US consumer inflation eased slightly in July, according to government data published on Wednesday, its smallest 12-month increase since March 2021 and a positive sign for the Federal Reserve as it weighs cutting interest rates.
The consumer price index (CPI) rose 2.9 per cent last month from a year ago, the labour Department said in a statement, while a measure that strips out volatile food and energy costs cooled to an annual rate of 3.2 per cent.
This was slightly lower than the median forecast of economists surveyed by Dow Jones Newswires and The Wall Street Journal.
The monthly inflation rate picked up by 0.2 per cent after declining in June, in line with expectations.
Almost 90 per cent of the monthly increase was down to a 0.4 per cent increase in shelter costs, the labour Department said. Energy prices remained unchanged, while the index for food rose 0.2 per cent.
So-called “core” inflation, excluding volatile food and energy prices, also eased last month to 3.2 per cent -- its lowest level since April 2021.
The July CPI data are good news for US Federal Reserve as it weighs the right time to start bringing interest rates down from a 23-year high.

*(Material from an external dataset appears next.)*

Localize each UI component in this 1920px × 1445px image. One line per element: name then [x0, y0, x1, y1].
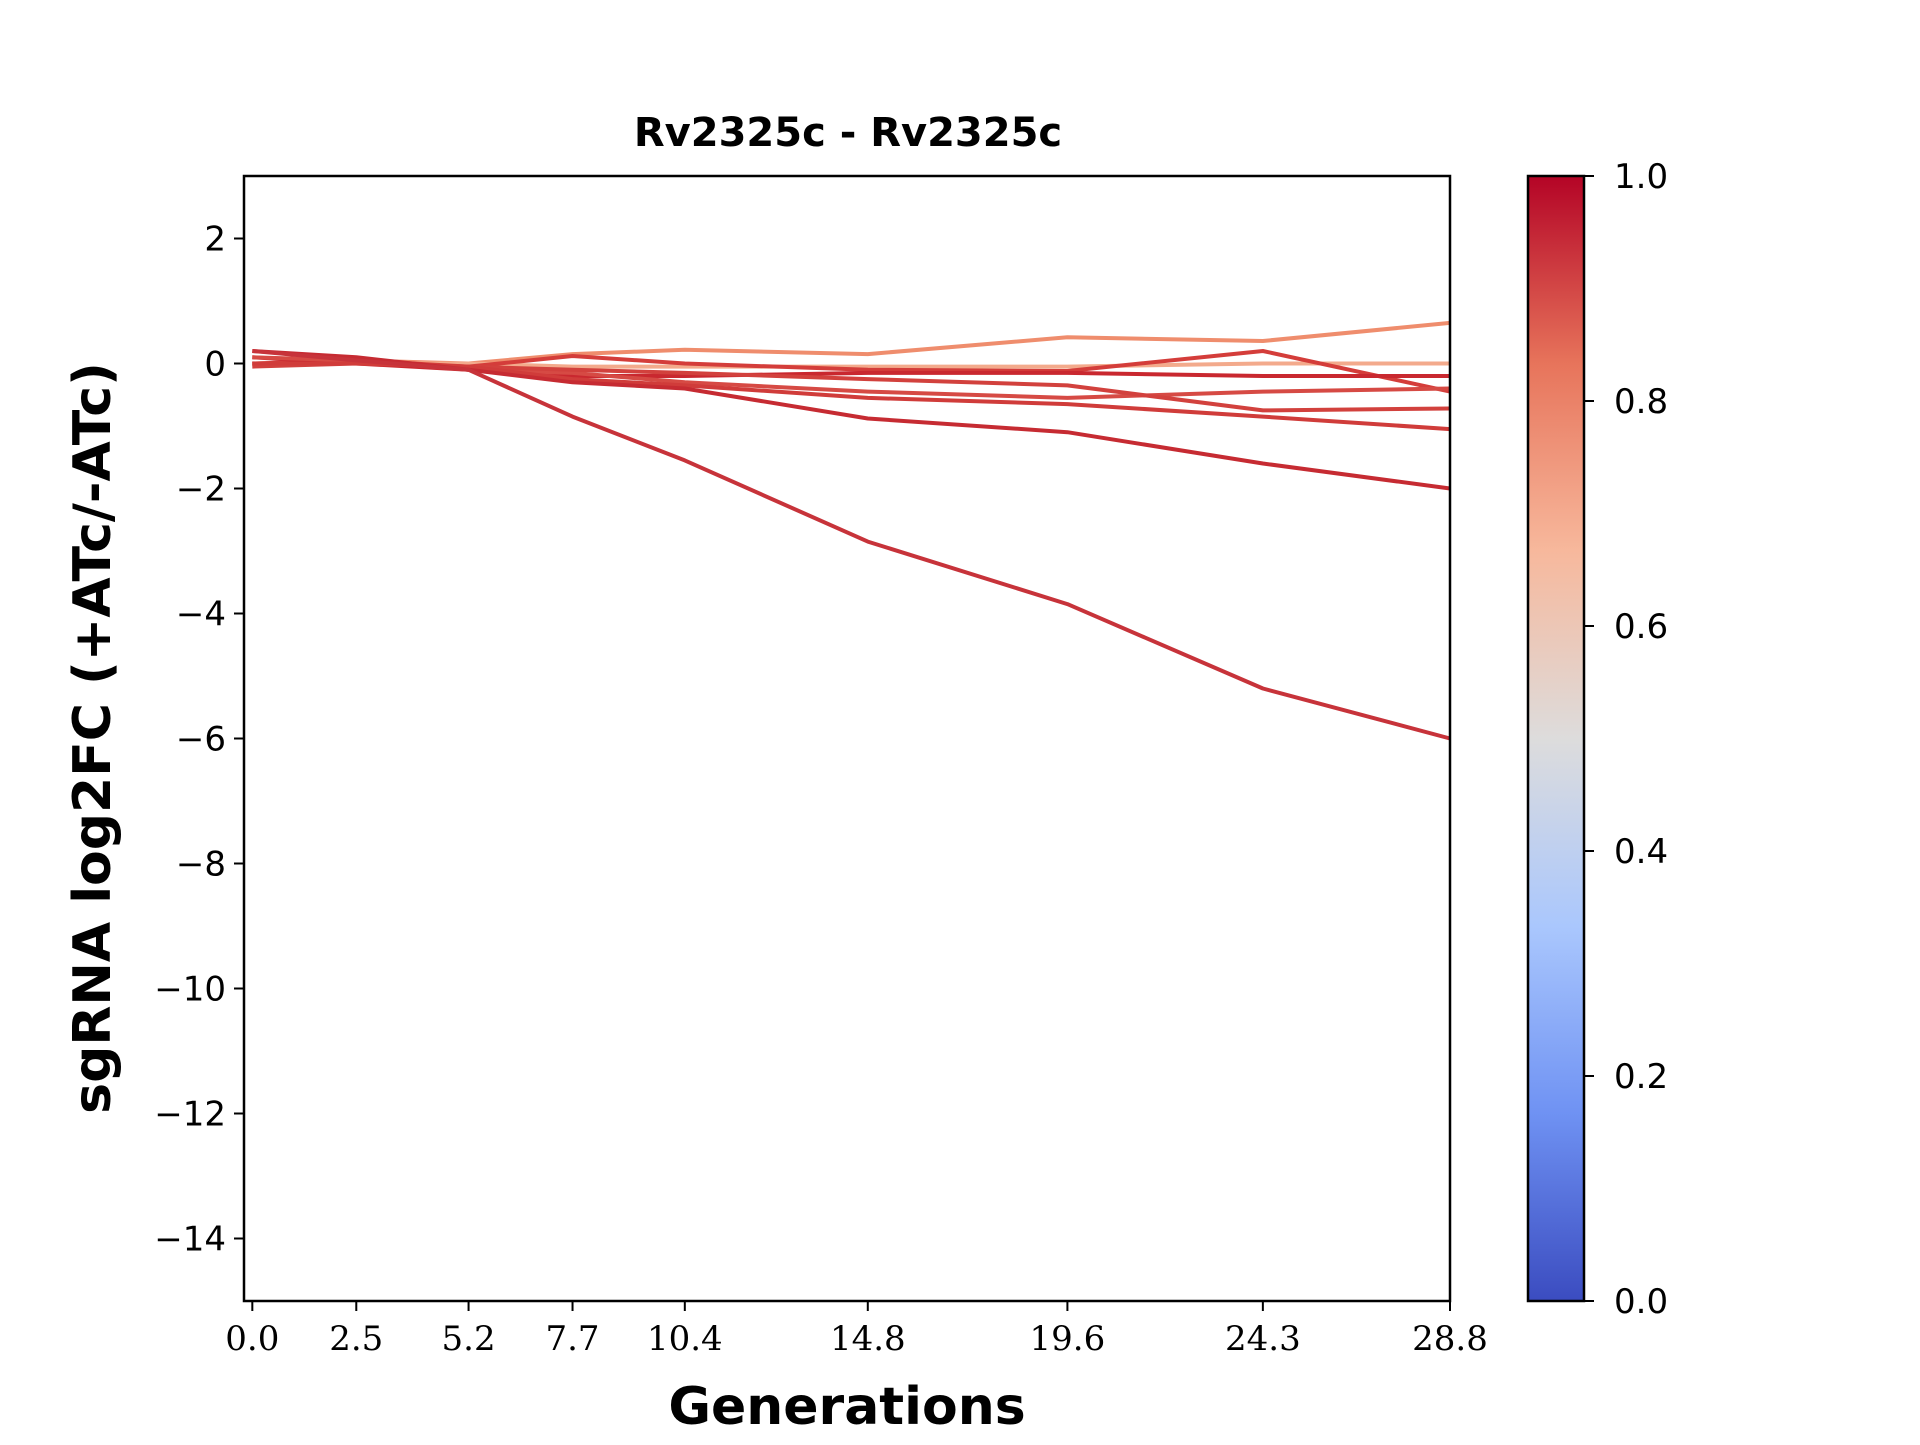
y-tick-label: −4: [176, 595, 226, 635]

The US central bank has been attempting to lower inflation to its long-term target of two per cent without crashing the economy or causing a surge in the unemployment rate.
“Today’s report will raise confidence within the Fed that inflation is indeed on a sustainable path towards 2%,” economists at High Frequency Economics (HFE) wrote in a note to clients.
Fed chair Jerome Powell suggested last month that the policymakers could cut rates “as soon as” September, if the data continue to come in as expected. With futures traders overwhelmingly expecting the Fed to cut interest rates in September, according to data from CME Group, the question is how big its first cut will be.
Traders have assigned a probability of just over 55 per cent that it will make a quarter-percentage point cut.
Separately, leveraged loan deals are expected to pick back up after a stabilization in markets over the past week, although some investors say they are cautious about junk-rated loans if the economy weakens.
Borrowers pulled back on leveraged loan deals last week, following disappointing jobs data on Aug. 1 and Aug. 2 that raised forecasts for aggressive interest rate cuts and spurred concerns about lower-rated debt.
A total of six leveraged loans worth $3.3 billion sold last week, which falls well short of the $10 billion weekly average this year and is the worst week for issuance outside the holiday-shortened first week of July, according to PitchBook LCD data.
One junk-rated loan deal sold on Monday, airline JetBlue Airways’ five-year term loan, according to PitchBook LCD. JetBlue originally sought a $1.25 billion loan, but downsized it to $750 million and upsized its bond offering to $2 billion from $1.5 billion, according to Informa Global Markets. JetBlue did not immediately respond to a request for comment.
At least two leveraged loan deals hit the market on Tuesday, including a $160 million add-on to virtual dataroom Datasite’s cross-border term loan and a $253 million repricing of for-profit education operator Adtalem Global Education’s term loan, according to PitchBook. Datasite and Adtalem did not immediately respond to a request for comment.